Dynamical Jahn-Teller effects on the generation of electronic ring currents by circularly polarized light

The generation of electronic ring currents in ring-shaped molecules by photoexcitation with circularly polarized laser light is considered in the presence of vibronic coupling effects. $(E\times e)$ Jahn-Teller distortions, unavoidable by symmetry in the $\left(E\right)$ subset of electronic states supporting the ring current, mix the clockwise and anticlockwise circulation directions of the electrons and can suppress the maximum achievable current by at least one order of magnitude, already for moderate vibronic coupling strengths, as compared to the Born-Oppenheimer limit of fixed atomic positions. The circulation direction of the electrons is found to depend on the spectral region of the $(E\times e)$ Hamiltonian. This fact results in the surprising effect that the same polarization direction of the laser pulse can trigger either clockwise or anticlockwise electronic dynamics depending on the wavelength of the photons.
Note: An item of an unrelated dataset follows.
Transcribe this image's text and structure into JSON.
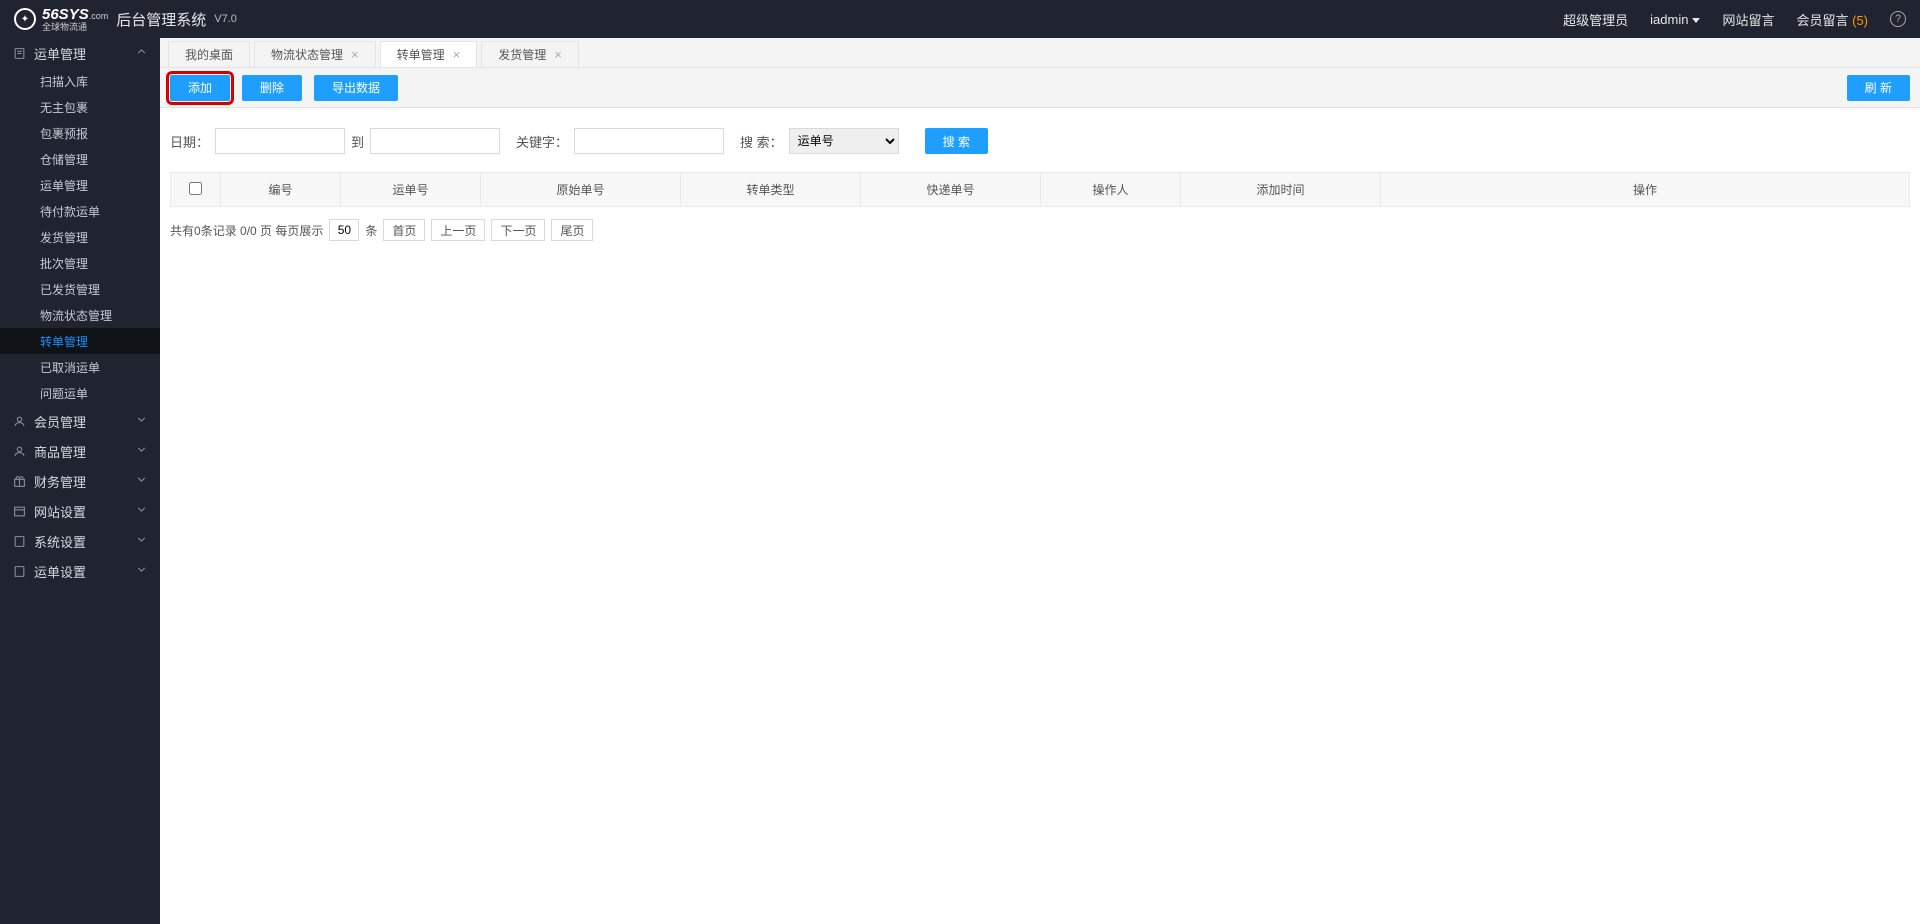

These findings are illustrated in a model of the triazine molecule.

Figure 1

Ring current $C_{j_q}$ values in $\hslash /m_e$ units for the eigenstates of the $q=-1$ block as a function of the coupling strength $\kappa /\omega$. The dotted-dashed curve in orange represents the current of the most optically bright eigenstate while the blue curve indicates the largest ring current achievable at a specific coupling strength.

Figure 2

(a) Absorption spectrum ($\propto |{\mu }_{0_0{j}_q}{|}^2$) for the 2D sym-triazine $(E\times e)$ JT Hamiltonian (orange, left $y$ scale) and eigenstate ring currents $[{\mathcal{C}}_{j_q}/(\hslash /m_e)]$ (blue, middle $y$ scale) as a function of the eigenstates' energy superimposed with the spectral representation of the short ($\tau =30$ fs, shaded in green) and long ($\tau =250$ fs, shaded in red) RCPs resonant with the lower band of the absorption spectrum. (b) Same as (a) but pulses are resonant with the spectral region above the CI (marked $\times$ on the energy axis). (c), (d) Time-dependent ring currents $[\mathcal{C}\left(t\right)/(\hslash /m_e)/P_{\text{ex}}\left(t_f\right)]$ generated by the pulses shown in (a) and (b), respectively. The time-dependent ring currents are normalized by the total excitation probability $P_{\text{ex}}\left(t_f\right)$ after the pulse (cf. main text). The inset in (a) shows the geometry of sym-triazine and the horizontal red line in (a) and (b) is to guide the eye.